Bayard Rustin: A Legacy of Protest and Politics, Michael G. Long (Editor)
$30.00
A sweeping, essential collection of essays honoring Bayard Rustin—the gay civil rights strategist behind the 1963 March on Washington—restoring him to his rightful place as a key architect of nonviolent resistance, economic justice, and queer political history.
Description
Bayard Rustin: A Legacy of Protest and Politics
Hardcover – September 26, 2023
Edited by Michael G. Long • Foreword by Clayborne Carson
A 2024 Outstanding Academic Title and a landmark contribution to queer and civil rights history, Bayard Rustin: A Legacy of Protest and Politics brings long overdue recognition to one of the most influential—and too often marginalized—architects of the American freedom struggle.
While the 1963 March on Washington is remembered as the stage for Dr. Martin Luther King Jr.’s “I Have a Dream” speech, the mass demonstration itself—the logistics, the coalition-building, the strategic brilliance—was the work of Bayard Rustin, a gay Black pacifist whose vision shaped the direction of modern civil rights activism. This essential volume gathers incisive essays from leading scholars, activists, and Rustin’s own partner, Walter Naegle, to reveal the full scope of Rustin’s life and legacy.
A tireless organizer and world-traveling advocate of nonviolence, Rustin introduced Gandhian principles to the U.S. civil rights movement, co-founded the Southern Christian Leadership Conference, fought for economic justice, and served as both strategist and conscience to Dr. King. Yet his sexuality made him a target—he was threatened, demoted, ostracized, and forced into the shadows at pivotal moments.

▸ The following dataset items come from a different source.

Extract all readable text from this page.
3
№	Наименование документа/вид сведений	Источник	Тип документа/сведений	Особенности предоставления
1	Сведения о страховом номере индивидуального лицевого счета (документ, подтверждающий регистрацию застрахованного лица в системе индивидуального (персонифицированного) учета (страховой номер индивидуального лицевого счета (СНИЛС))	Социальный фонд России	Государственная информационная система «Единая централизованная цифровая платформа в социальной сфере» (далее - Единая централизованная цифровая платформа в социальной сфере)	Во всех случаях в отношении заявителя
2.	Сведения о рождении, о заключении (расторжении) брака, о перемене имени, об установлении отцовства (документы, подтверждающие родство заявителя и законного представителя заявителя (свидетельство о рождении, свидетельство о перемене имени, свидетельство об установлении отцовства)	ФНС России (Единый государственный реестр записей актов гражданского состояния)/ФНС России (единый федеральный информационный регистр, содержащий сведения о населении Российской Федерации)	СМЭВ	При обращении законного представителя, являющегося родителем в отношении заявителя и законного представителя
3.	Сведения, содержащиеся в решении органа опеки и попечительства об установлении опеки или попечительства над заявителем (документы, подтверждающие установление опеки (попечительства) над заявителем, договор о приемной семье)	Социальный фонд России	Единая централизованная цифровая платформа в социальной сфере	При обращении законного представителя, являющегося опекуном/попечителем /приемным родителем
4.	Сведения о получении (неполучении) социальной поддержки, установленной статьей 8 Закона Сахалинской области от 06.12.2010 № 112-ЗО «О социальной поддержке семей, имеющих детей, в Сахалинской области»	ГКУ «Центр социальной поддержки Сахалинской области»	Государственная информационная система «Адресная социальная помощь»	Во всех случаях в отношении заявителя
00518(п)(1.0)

This collection restores Rustin to his rightful place: as a brilliant tactician, a visionary thinker, and an openly gay man whose political courage and moral clarity laid foundations for everything from LGBTQ+ liberation to Black Lives Matter. Candid, wide-ranging, and rigorously researched, Bayard Rustin: A Legacy of Protest and Politics offers a definitive portrait of one of America’s most important—and most overlooked—champions of democracy.